Произнося свою простую, будничную реплику, Бэйла наперед знала все это. Но она знала и другое. Надо жить и делать свое вечное дело. Разжигать примус, греть молоко. Потому что ребенок проснулся, и надо его накормить. Не думая о том, что вот-вот в их халупу ворвется какой-нибудь из этих добродушных, но способных к убийству хозяйственных мужиков, и… Нет, лучше не думать о том, что будет с проснувшимся маленьким Алешей, и с ними со всеми, если это произойдет…
Вот почему эта простая, будничная реплика Бэйлы звучит не так уж буднично.
По-своему, она даже героична – эта реплика. Не менее героична, чем внезапный порыв забывшей обо всем на свете и ринувшейся вслед за отрядом идущих на смерть курсантов Вавиловой.

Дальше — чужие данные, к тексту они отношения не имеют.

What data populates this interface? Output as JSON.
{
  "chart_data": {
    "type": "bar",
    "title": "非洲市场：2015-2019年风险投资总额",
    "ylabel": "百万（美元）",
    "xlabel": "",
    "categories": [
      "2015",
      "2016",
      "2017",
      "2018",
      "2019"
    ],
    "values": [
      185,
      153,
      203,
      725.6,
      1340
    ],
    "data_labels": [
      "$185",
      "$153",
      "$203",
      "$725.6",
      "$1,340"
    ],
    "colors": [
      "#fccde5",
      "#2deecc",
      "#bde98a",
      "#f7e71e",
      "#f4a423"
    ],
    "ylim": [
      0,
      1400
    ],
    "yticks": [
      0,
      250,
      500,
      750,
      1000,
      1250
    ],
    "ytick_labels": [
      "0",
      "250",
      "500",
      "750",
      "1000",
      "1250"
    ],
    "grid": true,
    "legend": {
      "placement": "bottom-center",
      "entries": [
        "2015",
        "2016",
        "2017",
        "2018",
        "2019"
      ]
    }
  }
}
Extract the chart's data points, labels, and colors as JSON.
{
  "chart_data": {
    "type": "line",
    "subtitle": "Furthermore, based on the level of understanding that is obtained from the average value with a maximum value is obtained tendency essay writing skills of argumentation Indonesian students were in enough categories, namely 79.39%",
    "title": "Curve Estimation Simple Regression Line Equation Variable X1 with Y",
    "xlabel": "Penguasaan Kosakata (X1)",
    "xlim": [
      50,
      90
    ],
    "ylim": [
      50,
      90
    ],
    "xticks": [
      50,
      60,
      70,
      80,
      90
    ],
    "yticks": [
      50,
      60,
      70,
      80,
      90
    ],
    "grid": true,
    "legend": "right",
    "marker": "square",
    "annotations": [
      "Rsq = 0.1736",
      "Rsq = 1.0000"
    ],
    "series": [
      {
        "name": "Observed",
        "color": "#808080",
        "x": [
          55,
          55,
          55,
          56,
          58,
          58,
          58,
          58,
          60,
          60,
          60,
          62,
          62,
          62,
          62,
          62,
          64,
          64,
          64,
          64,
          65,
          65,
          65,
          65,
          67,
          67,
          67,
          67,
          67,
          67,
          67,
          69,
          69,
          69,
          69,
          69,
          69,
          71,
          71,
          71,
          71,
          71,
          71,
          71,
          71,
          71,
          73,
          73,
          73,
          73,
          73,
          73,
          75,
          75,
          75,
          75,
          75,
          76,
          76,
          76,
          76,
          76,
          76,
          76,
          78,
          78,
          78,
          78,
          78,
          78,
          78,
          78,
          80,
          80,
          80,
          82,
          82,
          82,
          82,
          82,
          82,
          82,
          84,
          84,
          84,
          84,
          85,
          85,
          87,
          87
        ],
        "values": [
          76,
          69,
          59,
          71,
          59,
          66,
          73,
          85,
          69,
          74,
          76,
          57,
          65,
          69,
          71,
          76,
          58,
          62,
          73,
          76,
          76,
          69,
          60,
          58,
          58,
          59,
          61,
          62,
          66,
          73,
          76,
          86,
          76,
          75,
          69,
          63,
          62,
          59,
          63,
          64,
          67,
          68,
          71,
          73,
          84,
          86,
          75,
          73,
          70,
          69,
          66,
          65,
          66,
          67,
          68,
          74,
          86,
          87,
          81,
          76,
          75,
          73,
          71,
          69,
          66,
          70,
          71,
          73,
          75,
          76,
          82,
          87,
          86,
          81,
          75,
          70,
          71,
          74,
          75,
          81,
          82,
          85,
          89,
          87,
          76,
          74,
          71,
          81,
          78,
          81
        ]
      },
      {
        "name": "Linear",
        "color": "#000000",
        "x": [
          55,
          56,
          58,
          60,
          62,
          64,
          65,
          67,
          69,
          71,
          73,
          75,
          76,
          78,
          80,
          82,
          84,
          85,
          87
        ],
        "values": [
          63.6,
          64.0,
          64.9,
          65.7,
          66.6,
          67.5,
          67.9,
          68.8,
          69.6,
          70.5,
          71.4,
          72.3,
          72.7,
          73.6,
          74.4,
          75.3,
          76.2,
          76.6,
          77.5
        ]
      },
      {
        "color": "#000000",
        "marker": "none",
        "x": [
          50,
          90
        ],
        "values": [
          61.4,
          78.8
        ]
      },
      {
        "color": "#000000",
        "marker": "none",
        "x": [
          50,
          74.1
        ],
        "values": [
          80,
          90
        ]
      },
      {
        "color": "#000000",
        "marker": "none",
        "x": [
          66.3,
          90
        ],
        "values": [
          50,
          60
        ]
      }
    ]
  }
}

Эти две героические темы образуют своего рода контрапункт, полифоническое сочетание разных, несхожих между собой мелодий, сливающихся в некое гармоническое целое. И именно вот эта полифония несет в себе едва ли не главное обаяние и главную примету художественной подлинности этого раннего гроссмановского рассказа.
Баллада о холостяке и об отце семейства
Так называлась небольшая поэма, которую Евгений Винокуров опубликовал в самом конце 60-х.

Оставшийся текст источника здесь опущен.